Work, bath, bed...work, bath, bed...work, bath, bed...to a state to become a robot.
How many and what great constant efforts I have done to assist the programme to keep this robot active. Copying all the rest of the robots - being a small 'person', having a 'small' partner, living in a small 'safe home' with small thoughts, yet with great desires, dreams and hopes... Yeah - bunch of craps, as a friend of mine said ones to me.
Shame on me! But to be honest, it's not the shame, but the pain in me that makes me angry...to myself. I try not to be, but 'feels' like walking against the wind... To a point I can't breath!!! Which suddenly wakes up my will to live and I open the whole my being as a deep breath, so I do transform the wind just as a deep breath.
And so I breath!...
I forgive myself that I have accepted and allowed myself to have a need of relationship to feel completed.
I forgive myself that I have accepted and allowed myself to think my children are MINE.
I forgive myself that I have accepted and allowed myself to define money as valuable.

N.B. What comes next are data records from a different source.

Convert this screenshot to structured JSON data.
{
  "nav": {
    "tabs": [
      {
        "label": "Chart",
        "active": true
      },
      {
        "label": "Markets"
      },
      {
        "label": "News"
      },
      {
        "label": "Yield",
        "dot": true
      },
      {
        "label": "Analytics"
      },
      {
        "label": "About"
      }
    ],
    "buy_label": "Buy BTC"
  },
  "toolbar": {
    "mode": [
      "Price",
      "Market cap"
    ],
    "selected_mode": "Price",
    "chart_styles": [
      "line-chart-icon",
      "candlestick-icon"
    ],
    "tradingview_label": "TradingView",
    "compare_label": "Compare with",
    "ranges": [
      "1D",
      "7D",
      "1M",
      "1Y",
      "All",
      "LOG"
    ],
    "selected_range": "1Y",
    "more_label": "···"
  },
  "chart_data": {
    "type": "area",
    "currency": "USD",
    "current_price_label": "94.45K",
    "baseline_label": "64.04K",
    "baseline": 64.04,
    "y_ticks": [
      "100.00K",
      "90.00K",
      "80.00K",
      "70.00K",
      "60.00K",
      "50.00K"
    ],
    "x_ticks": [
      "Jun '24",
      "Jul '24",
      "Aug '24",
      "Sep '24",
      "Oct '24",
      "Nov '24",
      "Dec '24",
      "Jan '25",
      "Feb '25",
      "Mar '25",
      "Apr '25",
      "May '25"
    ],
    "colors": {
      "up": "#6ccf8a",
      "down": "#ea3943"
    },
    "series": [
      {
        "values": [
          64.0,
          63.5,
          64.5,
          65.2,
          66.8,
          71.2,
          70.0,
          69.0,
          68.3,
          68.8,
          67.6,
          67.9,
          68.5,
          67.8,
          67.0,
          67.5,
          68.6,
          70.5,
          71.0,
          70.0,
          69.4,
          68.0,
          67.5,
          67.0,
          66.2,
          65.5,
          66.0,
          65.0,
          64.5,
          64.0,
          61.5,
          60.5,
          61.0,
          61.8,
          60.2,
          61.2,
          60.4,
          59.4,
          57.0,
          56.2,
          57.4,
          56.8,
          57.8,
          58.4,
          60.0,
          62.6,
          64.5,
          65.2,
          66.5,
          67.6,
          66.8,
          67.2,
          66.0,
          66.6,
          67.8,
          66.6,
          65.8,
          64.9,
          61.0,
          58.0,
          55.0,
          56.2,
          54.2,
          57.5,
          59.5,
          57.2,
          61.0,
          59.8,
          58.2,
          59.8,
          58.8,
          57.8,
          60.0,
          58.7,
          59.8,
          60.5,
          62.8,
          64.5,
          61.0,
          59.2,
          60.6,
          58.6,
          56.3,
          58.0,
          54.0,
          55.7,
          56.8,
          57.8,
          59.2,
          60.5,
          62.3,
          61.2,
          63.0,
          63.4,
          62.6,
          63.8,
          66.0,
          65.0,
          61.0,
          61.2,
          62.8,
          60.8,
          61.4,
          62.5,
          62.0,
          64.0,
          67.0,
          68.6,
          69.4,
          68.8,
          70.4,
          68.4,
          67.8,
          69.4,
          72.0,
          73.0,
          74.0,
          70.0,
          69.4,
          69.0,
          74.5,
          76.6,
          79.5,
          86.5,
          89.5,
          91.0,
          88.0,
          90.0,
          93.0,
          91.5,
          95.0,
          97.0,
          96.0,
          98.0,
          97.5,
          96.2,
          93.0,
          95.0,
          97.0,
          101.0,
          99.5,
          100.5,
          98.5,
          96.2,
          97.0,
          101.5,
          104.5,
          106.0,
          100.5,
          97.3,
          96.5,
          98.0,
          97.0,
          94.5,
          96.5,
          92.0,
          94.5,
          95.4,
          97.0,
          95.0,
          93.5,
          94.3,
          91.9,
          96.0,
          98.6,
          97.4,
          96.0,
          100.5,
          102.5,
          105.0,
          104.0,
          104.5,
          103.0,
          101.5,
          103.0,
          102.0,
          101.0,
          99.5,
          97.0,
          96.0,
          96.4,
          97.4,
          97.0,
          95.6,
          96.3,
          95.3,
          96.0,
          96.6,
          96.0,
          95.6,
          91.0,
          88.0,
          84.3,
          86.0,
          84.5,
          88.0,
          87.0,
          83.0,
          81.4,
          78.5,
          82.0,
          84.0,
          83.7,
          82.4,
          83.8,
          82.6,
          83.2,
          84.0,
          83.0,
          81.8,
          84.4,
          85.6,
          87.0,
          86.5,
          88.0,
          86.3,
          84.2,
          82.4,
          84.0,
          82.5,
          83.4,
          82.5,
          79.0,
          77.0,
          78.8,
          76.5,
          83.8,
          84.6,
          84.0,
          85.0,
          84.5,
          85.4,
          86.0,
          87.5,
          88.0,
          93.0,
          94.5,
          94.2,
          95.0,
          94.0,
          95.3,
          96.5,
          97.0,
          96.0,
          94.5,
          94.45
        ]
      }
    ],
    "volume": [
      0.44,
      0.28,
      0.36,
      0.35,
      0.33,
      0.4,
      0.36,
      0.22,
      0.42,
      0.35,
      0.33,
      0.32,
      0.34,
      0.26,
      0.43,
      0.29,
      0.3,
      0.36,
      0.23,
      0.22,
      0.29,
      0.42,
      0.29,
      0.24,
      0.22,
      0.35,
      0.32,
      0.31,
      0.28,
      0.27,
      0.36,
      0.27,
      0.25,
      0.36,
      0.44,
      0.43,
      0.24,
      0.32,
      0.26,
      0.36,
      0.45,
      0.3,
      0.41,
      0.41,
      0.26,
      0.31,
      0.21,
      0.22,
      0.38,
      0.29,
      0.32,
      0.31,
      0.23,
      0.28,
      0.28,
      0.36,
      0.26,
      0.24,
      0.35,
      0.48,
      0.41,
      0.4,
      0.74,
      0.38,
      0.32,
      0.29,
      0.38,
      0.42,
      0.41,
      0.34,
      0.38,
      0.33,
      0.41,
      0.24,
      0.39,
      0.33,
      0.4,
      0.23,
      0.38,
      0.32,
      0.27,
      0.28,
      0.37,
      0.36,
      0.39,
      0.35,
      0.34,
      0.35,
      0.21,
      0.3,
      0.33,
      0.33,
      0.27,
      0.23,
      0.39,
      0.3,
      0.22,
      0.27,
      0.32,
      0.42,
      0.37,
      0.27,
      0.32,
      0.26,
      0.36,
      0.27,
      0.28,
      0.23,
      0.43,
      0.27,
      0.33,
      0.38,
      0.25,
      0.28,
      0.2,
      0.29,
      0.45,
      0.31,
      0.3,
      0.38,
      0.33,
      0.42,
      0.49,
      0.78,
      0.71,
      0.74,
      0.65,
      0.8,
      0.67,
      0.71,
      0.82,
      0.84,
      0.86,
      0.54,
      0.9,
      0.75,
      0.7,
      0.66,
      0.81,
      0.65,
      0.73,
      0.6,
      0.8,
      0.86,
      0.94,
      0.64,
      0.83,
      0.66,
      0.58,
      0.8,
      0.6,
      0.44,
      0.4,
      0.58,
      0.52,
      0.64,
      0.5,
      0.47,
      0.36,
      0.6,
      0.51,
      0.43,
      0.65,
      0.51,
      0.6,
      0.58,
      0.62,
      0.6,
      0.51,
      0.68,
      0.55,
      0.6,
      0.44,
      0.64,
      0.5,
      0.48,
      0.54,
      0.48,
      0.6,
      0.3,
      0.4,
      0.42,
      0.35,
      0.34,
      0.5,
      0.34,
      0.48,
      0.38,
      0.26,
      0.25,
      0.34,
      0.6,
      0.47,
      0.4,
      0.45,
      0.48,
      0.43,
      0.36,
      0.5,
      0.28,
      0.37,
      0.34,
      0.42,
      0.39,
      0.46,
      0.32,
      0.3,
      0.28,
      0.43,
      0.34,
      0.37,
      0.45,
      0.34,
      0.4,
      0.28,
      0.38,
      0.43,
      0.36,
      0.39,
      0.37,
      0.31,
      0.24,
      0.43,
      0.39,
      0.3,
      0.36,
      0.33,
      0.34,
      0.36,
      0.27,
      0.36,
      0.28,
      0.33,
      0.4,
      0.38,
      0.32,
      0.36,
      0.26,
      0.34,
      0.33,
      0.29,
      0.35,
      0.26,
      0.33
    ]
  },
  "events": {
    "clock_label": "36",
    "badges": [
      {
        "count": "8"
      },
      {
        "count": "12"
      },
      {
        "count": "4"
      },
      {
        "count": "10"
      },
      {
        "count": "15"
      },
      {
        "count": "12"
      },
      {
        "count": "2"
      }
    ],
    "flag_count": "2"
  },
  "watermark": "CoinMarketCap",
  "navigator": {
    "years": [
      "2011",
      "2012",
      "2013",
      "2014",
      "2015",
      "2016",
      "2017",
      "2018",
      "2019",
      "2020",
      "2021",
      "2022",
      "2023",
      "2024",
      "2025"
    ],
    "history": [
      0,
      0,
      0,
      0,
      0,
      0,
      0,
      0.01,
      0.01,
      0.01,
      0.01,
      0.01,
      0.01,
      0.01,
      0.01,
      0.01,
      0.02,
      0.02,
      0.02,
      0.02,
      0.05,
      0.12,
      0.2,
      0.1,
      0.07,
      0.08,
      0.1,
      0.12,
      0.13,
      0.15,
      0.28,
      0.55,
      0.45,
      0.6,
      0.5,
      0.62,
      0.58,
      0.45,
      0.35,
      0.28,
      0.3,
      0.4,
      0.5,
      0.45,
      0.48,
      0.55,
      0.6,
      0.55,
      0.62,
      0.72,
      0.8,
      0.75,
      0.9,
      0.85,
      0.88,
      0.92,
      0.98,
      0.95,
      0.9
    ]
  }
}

I forgive myself that I have accepted and allowed myself to have a fear I will have no money enough to raise my children.
I forgive myself that I have accepted and allowed myself to make efforts to improve the quality , purpose and intention of my life.
I forgive myself that I have accepted and allowed myself to accept the thought there is a creator of this world and I am his/its creature.
I forgive myself that I have accepted and allowed myself to resist to correct my desires.
I forgive myself that I have accepted and allowed myself to avoid perfectly structured situations that give me opprotunities to express myself as my realself, by doing the opposite and been someone else, but not me.
I forgive myself that I have accepted and allowed myself to build a screen and hiding behind it, having that way a false sense of security.
I forgive myself that I have accepted and allowed myself to poison myself with negative thoughts, judging every single my step and feeling a guilt I am never right.
I forgive myself that I have accepted and allowed myself to ignore my needs, but working on the fulfilment of the others' needs.
I forgive myself that I have accepted and allowed myself to punish myself unintentionally and intentioanlly.